G. applanatum is a medicinal farming crop that is used as a flavor enhancer in Asian cuisine. G. applanatum is non-digestible in its raw form due to its toughness. Hot herbal soups, or fermentation in lemon acid with onion is a common use for cooking with G. applanatum slices as an umami flavor enhancer in fermented foods. G. applanatum can also be used in tea.

G. applanatum has been used to produce amadou, although Fomes fomentarius is most commonly associated with its production. Amadou is a leathery, easily flammable material that is produced from different polypores, but can also be consist of similar material. Amadou generally has three areas of use: fire making, medicinal, and clothing, however, it is mostly associated with fire making.

=== Medicinal uses ===
Medicinal uses of G. applanatum have been extensive over thousands of years. In Chinese medicine, the fungus has been used to treat rheumatic tuberculosis and esophageal carcinoma. It has also been used more commonly to resolve indigestion, relieve pain and reduce phlegm. Further studies have shown that its medicinal qualities also include anti-tumor, anti-oxidation and as a regulator for body immunity.

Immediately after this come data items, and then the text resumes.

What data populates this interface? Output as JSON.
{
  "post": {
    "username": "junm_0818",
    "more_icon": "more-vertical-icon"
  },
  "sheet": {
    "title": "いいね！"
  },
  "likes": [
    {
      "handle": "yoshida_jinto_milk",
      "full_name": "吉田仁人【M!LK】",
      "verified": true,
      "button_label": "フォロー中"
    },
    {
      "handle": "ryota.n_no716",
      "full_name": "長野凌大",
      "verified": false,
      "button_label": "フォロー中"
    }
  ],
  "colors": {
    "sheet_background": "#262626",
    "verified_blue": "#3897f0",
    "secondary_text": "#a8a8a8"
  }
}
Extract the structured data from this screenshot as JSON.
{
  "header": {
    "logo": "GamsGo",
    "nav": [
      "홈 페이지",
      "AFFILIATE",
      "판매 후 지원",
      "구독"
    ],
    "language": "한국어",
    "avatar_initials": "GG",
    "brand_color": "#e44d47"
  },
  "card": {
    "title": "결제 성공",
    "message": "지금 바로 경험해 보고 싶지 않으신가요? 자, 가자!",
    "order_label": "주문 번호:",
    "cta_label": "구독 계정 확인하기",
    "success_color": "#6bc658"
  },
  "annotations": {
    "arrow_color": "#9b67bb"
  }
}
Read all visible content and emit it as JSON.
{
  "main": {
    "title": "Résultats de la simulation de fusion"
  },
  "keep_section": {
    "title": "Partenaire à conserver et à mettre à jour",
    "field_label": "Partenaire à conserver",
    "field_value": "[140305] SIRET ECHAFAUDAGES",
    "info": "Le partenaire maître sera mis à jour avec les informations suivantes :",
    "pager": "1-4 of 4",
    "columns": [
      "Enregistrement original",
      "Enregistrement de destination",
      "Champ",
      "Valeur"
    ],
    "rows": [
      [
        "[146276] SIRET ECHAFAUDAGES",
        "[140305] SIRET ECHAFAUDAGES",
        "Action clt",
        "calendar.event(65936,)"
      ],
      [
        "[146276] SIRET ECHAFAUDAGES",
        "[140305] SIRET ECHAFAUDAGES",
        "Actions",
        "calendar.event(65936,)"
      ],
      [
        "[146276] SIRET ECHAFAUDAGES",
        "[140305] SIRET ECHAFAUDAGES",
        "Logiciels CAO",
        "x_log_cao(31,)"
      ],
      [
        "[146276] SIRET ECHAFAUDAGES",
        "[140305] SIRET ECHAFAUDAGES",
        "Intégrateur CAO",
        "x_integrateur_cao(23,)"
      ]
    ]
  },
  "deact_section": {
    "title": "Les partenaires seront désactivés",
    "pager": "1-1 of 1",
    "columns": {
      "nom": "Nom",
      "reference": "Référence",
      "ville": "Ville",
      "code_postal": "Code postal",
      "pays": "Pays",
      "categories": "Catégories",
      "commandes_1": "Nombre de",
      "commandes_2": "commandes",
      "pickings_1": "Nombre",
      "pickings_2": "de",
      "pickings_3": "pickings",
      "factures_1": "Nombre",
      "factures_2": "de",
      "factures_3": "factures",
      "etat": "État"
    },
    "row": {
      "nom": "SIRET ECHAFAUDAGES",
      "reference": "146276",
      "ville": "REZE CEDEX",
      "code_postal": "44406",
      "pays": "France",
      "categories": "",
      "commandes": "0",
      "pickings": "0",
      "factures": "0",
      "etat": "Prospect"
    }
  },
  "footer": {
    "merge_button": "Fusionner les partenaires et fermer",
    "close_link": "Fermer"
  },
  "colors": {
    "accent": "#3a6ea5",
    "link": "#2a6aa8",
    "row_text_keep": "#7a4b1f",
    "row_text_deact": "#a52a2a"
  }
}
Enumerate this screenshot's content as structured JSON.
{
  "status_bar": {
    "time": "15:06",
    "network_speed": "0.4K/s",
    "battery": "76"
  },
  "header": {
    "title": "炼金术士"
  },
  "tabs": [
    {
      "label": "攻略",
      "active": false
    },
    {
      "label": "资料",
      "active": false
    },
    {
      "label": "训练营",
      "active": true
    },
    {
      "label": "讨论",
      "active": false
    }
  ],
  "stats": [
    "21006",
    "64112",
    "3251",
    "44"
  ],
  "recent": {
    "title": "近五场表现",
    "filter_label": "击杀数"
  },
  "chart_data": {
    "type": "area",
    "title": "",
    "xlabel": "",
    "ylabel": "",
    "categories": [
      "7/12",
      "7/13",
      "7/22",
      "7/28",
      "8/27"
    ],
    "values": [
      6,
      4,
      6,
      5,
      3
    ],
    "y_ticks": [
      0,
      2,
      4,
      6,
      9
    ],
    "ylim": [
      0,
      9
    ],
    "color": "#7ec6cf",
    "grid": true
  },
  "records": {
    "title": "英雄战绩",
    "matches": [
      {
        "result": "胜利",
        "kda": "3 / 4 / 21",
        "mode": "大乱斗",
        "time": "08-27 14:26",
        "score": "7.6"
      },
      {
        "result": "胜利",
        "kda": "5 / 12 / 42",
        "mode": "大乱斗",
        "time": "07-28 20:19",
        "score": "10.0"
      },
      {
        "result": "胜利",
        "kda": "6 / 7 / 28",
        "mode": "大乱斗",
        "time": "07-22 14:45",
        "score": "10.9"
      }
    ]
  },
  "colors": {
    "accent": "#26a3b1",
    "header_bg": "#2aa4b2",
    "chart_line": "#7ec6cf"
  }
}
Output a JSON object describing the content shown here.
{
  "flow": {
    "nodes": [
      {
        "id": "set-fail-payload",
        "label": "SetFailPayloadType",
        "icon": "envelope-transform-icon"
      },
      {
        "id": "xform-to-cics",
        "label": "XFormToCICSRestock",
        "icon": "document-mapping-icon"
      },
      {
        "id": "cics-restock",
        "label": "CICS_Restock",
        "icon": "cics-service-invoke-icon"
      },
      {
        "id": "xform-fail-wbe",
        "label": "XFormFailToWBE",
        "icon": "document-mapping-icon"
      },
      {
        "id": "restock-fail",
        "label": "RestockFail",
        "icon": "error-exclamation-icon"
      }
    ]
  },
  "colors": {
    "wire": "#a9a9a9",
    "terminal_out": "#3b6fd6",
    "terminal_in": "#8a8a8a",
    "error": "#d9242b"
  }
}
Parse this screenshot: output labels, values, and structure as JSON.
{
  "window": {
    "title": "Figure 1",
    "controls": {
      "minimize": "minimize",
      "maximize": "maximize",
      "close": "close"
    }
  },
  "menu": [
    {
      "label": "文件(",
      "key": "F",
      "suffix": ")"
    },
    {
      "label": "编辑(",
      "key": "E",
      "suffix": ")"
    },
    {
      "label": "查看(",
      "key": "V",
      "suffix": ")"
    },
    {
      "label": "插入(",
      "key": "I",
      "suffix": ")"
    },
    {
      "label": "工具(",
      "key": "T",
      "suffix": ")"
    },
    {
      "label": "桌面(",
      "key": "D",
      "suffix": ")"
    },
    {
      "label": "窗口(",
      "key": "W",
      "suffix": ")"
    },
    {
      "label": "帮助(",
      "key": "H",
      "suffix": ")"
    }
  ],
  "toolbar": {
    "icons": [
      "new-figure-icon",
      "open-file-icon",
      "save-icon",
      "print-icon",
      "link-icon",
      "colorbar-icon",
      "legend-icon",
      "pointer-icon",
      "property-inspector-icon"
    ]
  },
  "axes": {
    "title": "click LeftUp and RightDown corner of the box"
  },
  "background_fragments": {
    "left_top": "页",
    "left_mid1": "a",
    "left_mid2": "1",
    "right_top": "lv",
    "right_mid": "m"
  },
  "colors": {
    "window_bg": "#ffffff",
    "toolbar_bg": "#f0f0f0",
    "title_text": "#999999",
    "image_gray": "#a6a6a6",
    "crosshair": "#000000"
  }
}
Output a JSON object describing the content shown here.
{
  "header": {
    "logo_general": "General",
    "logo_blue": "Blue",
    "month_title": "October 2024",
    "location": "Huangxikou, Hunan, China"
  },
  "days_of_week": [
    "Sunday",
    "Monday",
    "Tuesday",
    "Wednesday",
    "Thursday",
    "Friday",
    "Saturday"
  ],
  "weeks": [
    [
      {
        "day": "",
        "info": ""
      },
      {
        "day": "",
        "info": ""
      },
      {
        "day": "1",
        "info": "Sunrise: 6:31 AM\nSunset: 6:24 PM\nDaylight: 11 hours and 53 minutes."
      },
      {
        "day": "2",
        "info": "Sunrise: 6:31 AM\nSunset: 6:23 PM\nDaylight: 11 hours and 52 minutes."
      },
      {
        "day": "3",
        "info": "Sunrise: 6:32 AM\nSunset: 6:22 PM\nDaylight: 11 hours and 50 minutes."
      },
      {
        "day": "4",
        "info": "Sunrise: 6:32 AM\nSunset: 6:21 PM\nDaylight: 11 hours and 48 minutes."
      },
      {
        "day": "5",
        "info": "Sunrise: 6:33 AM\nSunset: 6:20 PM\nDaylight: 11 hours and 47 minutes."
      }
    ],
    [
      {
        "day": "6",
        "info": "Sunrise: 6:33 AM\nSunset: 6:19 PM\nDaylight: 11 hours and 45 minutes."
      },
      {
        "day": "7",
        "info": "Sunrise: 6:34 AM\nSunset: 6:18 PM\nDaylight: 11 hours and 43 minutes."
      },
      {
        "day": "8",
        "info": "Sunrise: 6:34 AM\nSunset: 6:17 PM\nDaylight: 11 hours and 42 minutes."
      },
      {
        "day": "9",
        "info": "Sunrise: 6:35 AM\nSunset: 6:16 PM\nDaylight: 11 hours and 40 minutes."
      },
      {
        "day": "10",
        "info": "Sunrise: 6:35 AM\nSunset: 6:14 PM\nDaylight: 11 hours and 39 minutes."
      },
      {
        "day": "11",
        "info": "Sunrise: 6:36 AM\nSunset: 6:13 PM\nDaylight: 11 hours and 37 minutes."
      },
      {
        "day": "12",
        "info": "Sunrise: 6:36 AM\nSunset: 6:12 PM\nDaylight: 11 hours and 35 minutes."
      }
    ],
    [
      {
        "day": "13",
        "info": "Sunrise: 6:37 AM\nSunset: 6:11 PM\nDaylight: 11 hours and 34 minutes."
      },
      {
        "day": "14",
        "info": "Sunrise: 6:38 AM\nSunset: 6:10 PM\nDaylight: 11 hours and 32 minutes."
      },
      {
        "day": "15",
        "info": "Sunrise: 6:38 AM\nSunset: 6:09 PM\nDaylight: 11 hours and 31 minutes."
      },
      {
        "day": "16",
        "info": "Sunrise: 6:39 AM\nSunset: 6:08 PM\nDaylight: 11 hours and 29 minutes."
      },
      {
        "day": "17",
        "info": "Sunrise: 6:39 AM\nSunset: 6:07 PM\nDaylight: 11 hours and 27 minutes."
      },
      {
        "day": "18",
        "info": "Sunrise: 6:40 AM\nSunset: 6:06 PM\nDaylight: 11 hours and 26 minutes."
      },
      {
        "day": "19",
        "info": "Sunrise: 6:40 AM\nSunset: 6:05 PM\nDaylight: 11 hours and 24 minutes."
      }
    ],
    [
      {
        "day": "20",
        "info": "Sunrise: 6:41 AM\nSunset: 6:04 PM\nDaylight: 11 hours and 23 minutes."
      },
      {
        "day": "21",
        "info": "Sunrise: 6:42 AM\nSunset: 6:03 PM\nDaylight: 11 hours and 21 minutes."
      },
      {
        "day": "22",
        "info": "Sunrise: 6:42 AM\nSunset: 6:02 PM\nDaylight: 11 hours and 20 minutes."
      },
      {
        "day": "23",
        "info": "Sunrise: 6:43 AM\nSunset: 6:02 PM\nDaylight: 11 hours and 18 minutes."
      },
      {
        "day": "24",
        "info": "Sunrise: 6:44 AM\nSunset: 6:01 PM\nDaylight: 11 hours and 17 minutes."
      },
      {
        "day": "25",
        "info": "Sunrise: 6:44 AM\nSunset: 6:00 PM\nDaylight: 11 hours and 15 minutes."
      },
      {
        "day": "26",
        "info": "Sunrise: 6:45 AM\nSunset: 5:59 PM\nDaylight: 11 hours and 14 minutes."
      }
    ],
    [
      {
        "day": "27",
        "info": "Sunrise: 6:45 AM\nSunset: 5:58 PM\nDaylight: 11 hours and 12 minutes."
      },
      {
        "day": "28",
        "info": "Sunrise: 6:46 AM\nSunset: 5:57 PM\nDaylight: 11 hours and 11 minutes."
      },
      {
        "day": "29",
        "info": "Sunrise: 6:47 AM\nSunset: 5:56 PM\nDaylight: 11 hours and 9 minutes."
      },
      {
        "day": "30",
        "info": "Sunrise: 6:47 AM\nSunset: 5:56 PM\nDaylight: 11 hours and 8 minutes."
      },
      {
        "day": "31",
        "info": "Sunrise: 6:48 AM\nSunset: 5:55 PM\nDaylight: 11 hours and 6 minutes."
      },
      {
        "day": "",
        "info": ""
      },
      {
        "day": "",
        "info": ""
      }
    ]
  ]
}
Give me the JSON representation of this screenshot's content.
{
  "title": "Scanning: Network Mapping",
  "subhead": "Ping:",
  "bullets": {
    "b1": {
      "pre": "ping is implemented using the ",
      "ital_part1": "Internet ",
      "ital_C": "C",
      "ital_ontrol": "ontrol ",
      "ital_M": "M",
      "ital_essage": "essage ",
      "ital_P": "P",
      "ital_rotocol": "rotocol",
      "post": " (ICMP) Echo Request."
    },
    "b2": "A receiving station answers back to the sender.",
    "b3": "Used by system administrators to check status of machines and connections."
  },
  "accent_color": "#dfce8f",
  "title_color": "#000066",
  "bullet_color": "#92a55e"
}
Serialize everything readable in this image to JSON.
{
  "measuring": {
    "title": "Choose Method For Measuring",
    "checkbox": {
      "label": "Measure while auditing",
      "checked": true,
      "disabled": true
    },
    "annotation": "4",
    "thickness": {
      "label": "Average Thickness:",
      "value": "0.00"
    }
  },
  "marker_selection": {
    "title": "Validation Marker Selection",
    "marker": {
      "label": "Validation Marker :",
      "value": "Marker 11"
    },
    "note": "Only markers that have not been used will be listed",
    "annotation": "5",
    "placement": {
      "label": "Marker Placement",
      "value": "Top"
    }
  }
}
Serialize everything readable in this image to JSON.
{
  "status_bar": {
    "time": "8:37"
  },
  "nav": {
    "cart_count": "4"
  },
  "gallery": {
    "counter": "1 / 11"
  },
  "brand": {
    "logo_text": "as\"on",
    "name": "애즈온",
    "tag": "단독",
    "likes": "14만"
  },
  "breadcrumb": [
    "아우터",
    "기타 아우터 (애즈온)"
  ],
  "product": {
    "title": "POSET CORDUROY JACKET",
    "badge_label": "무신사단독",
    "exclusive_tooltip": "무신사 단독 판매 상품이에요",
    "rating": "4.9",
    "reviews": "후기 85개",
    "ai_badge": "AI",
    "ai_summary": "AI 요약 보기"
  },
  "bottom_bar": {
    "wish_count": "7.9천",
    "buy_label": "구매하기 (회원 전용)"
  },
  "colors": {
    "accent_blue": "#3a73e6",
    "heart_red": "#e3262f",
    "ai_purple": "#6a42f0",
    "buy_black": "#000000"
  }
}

G. applanatum is known in Japan as kofuki-saru-no-koshikake (コフキサルノコシカケ), literally meaning "powder-covered monkey's bench", and in China as shu-she-ling-zhi (树舌灵芝), where it has long been used in traditional medicines. Studies have shown G. applanatum contains compounds with potent anti-tumor, antibacterial anti-fibrotic properties.

G. applanatum is generally studied from three angles: medicinal, phytopathological, and biotechnological. Medicinal fungi such as G. applanatum are of special interest due to their antibiotic properties. Methanol extracts from G. applanatum have shown that the fatty acids present, such as palmitic acid, show antibacterial properties. Compared to synthetic antibiotics these compounds extracted from G. applanatum lack problems of drug resistance and side effects.